Bu sezon Chelsea açısından bir anlamda başarılı bir yıl geride kalmışken, son haftalara kadar kovaladıkları şampiyonluğu kaybetmeleri açısından da talihsiz bir sezondu. Abramovich’in Chelsea’deki dördüncü sezonuydu ve Shevchenko, Obi Mikel, Kalou, Ballack gibi oyuncuları da kadrolarına katarak iddialı olduklarını sezon başında göstermişlerdi. Nitekim, Şampiyonluk yarışını da son haftalara kadar götürmüşlerdi. İlk olarak Şubat ayının sonunda Arsenal’ı yenerek Lig Kupası’nı kaldırdılar. 19 Mayıs günü FA Cup finalinde Manchester United’ı da yenerek sezonu çifte zaferle kapattılar. Ligin 36. haftasında Arsenal ile berabere kalmaları ise onlar adına ligin dönüm noktasıydı çünkü o maçın ardından şampiyonluğu Manchester United’a kaptırmışlardı.
Manchester United’ın üzerinde ise bu maça çıkarken önceki üç sezondan çok daha başarılı günleri geride bırakıyor olmanın mutluluğunu vardı. Kırmızı Şeytanlar, elbette Şampiyonlar Ligi yarı finalinde Milan’a elenmenin burukluğunu yaşamıştı ancak sadece birkaç gün sonra gelen Premier Lig şampiyonluğu bunu unutturmak için yeterli oldu. Manchester United, belki sezonu Chelsea’nin altı puan önünde bitirerek ipi göğüsledi ama FA Cup’ı da Chelsea’ye kaptırdılar.

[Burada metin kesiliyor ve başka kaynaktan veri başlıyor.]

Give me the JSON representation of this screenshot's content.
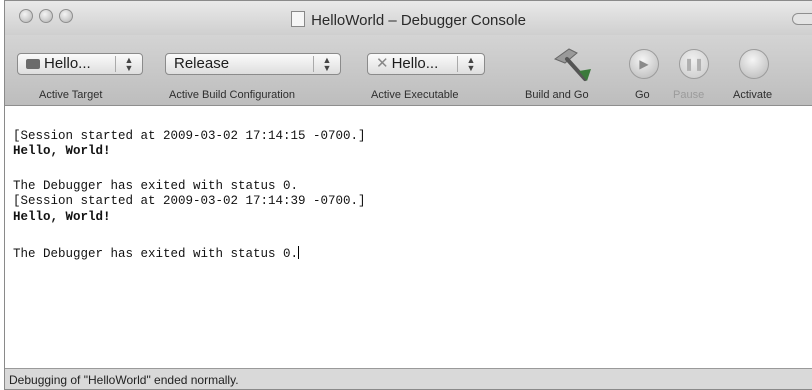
{
  "window": {
    "title": "HelloWorld – Debugger Console"
  },
  "toolbar": {
    "active_target": {
      "value": "Hello...",
      "label": "Active Target"
    },
    "build_configuration": {
      "value": "Release",
      "label": "Active Build Configuration"
    },
    "active_executable": {
      "value": "Hello...",
      "label": "Active Executable"
    },
    "build_and_go_label": "Build and Go",
    "go_label": "Go",
    "pause_label": "Pause",
    "activate_label": "Activate"
  },
  "console": {
    "lines": [
      "[Session started at 2009-03-02 17:14:15 -0700.]",
      "Hello, World!",
      "The Debugger has exited with status 0.",
      "[Session started at 2009-03-02 17:14:39 -0700.]",
      "Hello, World!",
      "The Debugger has exited with status 0."
    ]
  },
  "status": {
    "text": "Debugging of \"HelloWorld\" ended normally."
  },
  "icons": {
    "target": "target-icon",
    "executable": "executable-icon",
    "build_and_go": "hammer-icon",
    "go": "play-icon",
    "pause": "pause-icon",
    "activate": "activate-icon"
  }
}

Tarihin 126.FA Cup finalinde maçın ilk 20 dakikası iki takım için de yaratıcılıktan uzaktı aslında. Öyle ki ilk tehlikeli pozisyon Drogba’nın 27 metreden kaleyi denediği ve az farkla dışarı giden şut oldu. Bir başka tehlikeli pozisyon içinse 10 dakika daha beklemek gerekti. Bu kez deneyen isim Frank Lampard’tı fakat o da Van der Sar’ı geçemedi. Kırmızı Şeytanlar’ın pozisyona girmekte çok zorlandıkları bir maç geride kalıyordu. Hatta gole en yakın oldukları anların, Wayne Rooney’in ofsayta yakalandığı iki pozisyon olduğunu söylersek yanılmış olmayız. Aslında ikinci yarıda da durum pek değişmedi. İki takım zaman zaman tehlikeli pozisyonlar izlettilerse de 90 dakikada eşitlik bozulmayınca uzatmalara gidildi. Uzatmaların düğümünü çözen isim ise 115. dakikada Fildişi’li yıldız Didier Drogba oldu ve Maviler’i sekizinci FA Cup zaferine taşıdı.